I’m consumed right now with writing this pilot, so there’s little room for much else. I’m entrenched in the world of dating, even if I never leave my zip code, house, sofa, clothes, underwear. I’m in my head, thinking, reliving, asking myself, "what would I do?" Not the me now, who sits in sweats and wipes noses, the me who sulked in her one bedroom apartment, and yet still got up, went on, and told people to fuck off when they slapped a cliche on my condition: betrayed. It’s strange being "over it" but having to relive it all, where it’s almost your job not to be over it. Where you need to stew so it’s real. You need to bring yourself back to that moment, or that blog entry at least, to make sure you’re being authentic to what it’s really like. And I’m there now, reliving.

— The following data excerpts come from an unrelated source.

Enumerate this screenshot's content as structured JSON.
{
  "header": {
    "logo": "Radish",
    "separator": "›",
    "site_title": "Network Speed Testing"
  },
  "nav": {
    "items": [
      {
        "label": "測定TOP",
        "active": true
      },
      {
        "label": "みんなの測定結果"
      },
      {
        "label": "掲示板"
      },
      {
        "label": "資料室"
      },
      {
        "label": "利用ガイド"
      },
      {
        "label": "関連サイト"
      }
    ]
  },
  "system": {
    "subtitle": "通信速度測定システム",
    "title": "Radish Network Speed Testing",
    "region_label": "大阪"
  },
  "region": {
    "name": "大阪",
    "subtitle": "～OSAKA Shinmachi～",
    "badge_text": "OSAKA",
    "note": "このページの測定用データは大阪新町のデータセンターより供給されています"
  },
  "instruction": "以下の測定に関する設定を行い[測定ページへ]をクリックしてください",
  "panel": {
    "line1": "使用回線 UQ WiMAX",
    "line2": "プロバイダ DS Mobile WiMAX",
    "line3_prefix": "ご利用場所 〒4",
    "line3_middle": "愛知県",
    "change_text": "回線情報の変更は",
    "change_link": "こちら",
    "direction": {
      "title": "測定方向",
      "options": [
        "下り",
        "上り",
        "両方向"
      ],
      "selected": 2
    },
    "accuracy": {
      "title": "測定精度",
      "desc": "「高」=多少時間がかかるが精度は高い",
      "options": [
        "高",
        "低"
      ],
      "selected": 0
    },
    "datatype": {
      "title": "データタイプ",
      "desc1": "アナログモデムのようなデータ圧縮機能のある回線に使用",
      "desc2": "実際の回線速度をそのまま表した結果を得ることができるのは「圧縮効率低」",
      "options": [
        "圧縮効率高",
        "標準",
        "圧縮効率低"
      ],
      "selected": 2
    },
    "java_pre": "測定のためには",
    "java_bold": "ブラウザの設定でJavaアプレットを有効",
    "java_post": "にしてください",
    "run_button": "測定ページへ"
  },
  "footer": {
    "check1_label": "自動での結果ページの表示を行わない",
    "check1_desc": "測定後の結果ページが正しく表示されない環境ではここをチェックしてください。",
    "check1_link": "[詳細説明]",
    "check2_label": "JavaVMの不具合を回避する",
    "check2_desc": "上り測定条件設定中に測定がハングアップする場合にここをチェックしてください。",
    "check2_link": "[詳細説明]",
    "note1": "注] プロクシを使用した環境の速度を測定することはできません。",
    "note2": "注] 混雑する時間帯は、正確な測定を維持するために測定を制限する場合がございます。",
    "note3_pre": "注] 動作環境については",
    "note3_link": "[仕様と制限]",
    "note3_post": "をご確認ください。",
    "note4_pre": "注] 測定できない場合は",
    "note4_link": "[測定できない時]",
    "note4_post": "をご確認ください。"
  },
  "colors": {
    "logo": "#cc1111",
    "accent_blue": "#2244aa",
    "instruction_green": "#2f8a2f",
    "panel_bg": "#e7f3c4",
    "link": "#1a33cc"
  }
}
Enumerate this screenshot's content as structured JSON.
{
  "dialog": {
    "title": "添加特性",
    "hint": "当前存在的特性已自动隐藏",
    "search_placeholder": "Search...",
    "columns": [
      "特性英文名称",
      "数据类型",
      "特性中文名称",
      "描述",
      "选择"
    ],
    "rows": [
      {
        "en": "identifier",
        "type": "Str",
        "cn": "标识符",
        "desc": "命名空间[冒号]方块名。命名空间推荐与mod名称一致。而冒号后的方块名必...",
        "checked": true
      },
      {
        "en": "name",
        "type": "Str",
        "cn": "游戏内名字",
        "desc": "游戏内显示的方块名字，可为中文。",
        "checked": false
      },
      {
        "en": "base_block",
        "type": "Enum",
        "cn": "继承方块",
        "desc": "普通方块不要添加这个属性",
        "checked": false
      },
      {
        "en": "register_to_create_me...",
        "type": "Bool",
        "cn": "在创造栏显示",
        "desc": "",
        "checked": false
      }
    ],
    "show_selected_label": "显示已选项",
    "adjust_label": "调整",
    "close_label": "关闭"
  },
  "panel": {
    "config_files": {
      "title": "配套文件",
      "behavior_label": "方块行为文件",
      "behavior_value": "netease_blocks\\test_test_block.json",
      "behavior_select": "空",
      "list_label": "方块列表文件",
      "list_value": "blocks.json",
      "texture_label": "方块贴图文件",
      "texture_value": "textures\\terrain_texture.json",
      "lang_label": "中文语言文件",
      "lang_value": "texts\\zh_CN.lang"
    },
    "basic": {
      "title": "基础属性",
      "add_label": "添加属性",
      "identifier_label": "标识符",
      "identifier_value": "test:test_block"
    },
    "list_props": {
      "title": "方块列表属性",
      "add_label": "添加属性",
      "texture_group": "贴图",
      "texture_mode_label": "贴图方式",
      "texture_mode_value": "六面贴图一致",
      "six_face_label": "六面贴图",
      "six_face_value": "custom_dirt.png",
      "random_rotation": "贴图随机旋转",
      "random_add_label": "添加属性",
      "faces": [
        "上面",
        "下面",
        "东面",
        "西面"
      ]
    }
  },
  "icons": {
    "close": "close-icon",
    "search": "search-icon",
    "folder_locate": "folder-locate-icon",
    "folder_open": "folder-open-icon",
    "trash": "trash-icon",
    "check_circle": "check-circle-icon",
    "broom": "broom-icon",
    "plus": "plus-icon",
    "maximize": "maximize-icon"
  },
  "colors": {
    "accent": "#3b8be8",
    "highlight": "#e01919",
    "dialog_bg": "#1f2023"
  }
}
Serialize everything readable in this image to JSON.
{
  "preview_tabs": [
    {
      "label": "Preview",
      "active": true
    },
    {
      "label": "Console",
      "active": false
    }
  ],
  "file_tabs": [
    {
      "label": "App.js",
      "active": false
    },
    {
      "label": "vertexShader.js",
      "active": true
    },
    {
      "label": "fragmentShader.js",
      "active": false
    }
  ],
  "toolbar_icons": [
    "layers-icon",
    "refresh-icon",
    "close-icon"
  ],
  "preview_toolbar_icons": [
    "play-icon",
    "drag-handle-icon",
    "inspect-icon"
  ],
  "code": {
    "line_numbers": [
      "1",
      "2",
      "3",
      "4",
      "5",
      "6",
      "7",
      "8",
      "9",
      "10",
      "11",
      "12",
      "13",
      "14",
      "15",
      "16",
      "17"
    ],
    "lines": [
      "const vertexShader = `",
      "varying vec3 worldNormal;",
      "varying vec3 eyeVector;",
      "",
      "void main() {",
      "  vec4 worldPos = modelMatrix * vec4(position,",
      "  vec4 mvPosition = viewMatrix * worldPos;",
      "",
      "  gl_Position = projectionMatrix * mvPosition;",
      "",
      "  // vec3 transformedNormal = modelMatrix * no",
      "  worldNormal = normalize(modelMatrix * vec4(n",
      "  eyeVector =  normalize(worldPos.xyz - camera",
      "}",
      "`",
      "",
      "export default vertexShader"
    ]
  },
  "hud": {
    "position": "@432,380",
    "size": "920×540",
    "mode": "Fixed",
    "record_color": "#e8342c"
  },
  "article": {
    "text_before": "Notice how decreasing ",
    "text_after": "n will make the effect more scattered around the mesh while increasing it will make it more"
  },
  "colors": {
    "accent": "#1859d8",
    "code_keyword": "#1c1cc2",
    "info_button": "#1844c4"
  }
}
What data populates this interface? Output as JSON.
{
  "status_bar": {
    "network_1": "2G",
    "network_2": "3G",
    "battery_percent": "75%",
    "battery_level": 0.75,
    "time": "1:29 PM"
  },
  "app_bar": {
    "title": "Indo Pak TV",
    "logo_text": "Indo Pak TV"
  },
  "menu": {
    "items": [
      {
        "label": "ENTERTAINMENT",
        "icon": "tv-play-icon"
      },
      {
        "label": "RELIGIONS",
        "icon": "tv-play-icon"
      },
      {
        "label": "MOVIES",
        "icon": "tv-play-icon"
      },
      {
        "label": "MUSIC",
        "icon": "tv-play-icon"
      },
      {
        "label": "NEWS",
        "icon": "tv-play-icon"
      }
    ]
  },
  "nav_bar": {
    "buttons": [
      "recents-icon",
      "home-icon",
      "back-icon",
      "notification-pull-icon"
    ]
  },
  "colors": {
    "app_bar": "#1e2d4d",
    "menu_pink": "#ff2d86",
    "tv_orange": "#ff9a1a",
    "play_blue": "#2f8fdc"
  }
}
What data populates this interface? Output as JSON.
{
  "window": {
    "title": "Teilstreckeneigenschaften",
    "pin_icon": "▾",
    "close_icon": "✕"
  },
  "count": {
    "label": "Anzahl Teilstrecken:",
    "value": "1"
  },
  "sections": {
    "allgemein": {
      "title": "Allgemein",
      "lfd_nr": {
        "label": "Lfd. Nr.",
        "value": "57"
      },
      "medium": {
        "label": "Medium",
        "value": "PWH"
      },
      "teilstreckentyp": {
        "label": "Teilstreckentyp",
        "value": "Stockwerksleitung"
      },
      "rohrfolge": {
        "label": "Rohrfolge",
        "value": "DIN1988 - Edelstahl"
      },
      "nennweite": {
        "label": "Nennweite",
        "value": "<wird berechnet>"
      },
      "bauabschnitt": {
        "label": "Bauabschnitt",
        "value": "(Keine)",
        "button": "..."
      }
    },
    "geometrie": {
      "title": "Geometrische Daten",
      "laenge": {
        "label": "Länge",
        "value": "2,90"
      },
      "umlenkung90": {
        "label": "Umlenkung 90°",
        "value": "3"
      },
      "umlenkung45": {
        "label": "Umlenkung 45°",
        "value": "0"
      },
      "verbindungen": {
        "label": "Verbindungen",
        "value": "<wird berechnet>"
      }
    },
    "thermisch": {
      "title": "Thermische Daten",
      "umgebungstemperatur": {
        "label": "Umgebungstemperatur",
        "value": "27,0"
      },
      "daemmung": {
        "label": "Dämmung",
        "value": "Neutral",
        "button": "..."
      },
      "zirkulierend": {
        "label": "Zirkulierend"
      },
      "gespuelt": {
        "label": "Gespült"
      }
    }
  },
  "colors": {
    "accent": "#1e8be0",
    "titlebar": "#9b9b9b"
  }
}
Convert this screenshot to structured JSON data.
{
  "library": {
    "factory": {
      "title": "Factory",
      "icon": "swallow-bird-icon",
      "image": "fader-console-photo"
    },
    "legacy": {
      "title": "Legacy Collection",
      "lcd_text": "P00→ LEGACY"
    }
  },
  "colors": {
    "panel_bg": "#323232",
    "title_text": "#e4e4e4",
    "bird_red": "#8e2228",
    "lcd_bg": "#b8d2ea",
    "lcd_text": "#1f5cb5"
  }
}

The thing of it is, I’ve been on both sides, twice. Today I went to the movies. It was my one day off, and I needed to clear my head. Even when I was away in New Orleans, I was still working. Today I didn’t have to think or brainstorm. I just got to be. And what I love most in the world is feeling. There. I said it. It’s true. I like feeling. I like the movies. I like thinking and being moved by art.
There was a moment in the film I saw today, where a ballerina performed on stage. It made me miss New York. It made me miss that life of opportunity, that swirl of a life that felt like it came on a dimmer. I went to the opera, to Broadway shows, on magical dates that I never wanted to end; on shit dates where I actually came home and cried, but mostly a lot of "eh" dates, where I felt nothing at all. Through it all, though, it was a life of possibility. But in living it, I never saw it that way, not really. It was a restless life, one where all I wanted was a refrigerator door with alphabet magnets. I wanted suburbs and Costco. And now that I’m here, on this side of it, I just wish I could have it all. That there was a way to afford space, a yard, and theater tickets, that life could be lived in museum trips and peanut butter and jelly sandwiches, that there was room for it all, the mom life, the love life, the walk of shame moments where you feel hungover because you were up all night talking. I realize now I even miss the life I have right now. The one I wake up to every morning, the one I’ve always wanted. I miss it by missing something else. "It was a life of possibility." I have to remind myself that it still is.